Isolation à 1 euro : quels travaux sont encore éligibles

Réduire sa facture énergétique sans débourser une fortune : c’est la promesse du dispositif d’isolation à 1 euro, pensé pour les ménages aux revenus modestes. Depuis son lancement en 2020, ce mécanisme a permis à des milliers de foyers français de rénover leur logement à moindre coût. Mais les règles ont évolué, les conditions se sont resserrées, et certains travaux autrefois pris en charge ne le sont plus. Avant de signer quoi que ce soit avec une entreprise de rénovation, mieux vaut savoir précisément où en est le dispositif aujourd’hui, quels postes de travaux restent couverts, et comment ne pas tomber dans les pièges d’un marché qui a longtemps attiré des acteurs peu scrupuleux.

Comment fonctionne le dispositif d’isolation à 1 euro

Le principe repose sur un mécanisme de financement croisé entre l’État et les fournisseurs d’énergie.

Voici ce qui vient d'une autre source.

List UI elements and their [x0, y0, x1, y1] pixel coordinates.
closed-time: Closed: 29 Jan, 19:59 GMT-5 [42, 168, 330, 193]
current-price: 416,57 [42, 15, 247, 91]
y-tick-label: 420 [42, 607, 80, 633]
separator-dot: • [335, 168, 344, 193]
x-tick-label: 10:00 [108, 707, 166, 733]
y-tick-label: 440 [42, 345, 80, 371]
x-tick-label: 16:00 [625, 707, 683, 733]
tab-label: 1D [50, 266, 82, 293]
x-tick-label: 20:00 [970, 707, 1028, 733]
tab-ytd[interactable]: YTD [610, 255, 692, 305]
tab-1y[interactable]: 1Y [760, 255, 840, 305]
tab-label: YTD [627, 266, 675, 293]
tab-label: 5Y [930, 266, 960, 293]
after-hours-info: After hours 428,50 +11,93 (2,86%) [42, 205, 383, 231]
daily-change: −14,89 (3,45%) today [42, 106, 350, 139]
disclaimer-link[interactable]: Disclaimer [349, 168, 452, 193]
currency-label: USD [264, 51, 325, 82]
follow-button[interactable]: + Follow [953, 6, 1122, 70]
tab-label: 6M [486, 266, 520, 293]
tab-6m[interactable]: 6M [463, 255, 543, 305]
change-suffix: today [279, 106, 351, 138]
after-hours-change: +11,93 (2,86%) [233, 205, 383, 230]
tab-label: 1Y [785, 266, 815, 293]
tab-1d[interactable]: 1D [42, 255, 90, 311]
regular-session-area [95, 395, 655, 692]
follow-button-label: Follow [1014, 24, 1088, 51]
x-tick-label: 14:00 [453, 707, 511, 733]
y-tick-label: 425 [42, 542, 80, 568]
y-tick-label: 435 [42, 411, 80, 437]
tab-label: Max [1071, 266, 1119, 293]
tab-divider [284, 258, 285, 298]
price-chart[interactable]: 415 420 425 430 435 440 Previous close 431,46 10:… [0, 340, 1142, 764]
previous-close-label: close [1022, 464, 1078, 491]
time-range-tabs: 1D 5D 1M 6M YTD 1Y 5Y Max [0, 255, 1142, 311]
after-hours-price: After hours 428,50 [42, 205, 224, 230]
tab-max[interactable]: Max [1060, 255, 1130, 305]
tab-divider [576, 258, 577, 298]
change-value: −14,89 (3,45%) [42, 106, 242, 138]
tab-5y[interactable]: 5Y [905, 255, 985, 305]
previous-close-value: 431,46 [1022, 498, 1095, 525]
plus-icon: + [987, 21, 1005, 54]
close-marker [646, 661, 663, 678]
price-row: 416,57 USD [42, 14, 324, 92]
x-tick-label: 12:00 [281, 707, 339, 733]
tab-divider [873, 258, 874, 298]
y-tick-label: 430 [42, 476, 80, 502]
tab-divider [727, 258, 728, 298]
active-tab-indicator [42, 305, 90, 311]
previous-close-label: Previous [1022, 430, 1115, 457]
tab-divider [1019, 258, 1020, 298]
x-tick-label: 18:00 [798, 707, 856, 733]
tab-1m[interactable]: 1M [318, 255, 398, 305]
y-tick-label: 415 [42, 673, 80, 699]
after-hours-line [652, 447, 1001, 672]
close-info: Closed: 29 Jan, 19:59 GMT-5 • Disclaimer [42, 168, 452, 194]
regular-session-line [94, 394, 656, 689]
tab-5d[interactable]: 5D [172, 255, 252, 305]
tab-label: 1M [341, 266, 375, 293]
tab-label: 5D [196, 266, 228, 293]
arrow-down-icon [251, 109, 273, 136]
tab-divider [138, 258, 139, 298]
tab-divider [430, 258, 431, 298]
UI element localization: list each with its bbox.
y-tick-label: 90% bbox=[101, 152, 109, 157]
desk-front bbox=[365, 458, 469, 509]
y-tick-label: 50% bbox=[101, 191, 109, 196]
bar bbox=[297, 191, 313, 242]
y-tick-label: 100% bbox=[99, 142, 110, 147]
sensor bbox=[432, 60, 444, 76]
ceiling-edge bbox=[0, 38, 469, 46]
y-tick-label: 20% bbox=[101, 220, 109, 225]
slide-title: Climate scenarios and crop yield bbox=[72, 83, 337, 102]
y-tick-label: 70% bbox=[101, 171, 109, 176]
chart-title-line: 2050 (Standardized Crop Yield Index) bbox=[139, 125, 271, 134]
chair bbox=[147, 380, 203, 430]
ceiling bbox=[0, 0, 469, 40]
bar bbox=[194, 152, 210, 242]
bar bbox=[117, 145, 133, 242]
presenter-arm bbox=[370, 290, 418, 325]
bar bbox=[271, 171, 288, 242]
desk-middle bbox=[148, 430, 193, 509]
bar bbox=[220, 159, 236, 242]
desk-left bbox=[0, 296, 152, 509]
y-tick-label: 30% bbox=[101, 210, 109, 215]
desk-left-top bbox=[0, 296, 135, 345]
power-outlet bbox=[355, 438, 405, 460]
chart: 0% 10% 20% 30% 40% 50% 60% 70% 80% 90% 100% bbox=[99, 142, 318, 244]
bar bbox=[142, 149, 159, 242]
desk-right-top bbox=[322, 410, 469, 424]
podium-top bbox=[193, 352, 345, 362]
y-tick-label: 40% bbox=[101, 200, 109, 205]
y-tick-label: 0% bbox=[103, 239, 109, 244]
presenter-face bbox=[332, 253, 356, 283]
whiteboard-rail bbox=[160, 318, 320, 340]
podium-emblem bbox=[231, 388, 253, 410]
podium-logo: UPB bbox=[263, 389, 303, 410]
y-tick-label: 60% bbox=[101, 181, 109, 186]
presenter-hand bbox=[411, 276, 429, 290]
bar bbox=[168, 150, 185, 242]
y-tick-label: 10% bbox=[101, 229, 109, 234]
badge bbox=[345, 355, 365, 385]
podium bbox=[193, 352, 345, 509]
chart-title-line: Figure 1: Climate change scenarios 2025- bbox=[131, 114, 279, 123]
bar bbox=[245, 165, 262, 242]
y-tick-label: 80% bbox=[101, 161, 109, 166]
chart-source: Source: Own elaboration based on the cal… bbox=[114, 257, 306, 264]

Ces derniers sont soumis aux Certificats d’Économies d’Énergie (CEE), un système qui les oblige à financer des travaux de rénovation chez les particuliers pour atteindre leurs objectifs de réduction de consommation. En pratique, le ménage ne paie qu’un euro symbolique pour des travaux dont le coût réel peut atteindre plusieurs milliers d’euros.

Le Ministère de la Transition Écologique supervise ce cadre réglementaire, tandis que l’ANAH (Agence Nationale de l’Habitat) gère une partie des aides complémentaires. L’objectif affiché est double : améliorer le confort thermique des logements les plus énergivores et réduire la précarité énergétique. En France, des millions de logements sont encore classés F ou G sur le DPE, ce que l’on appelle les passoires thermiques.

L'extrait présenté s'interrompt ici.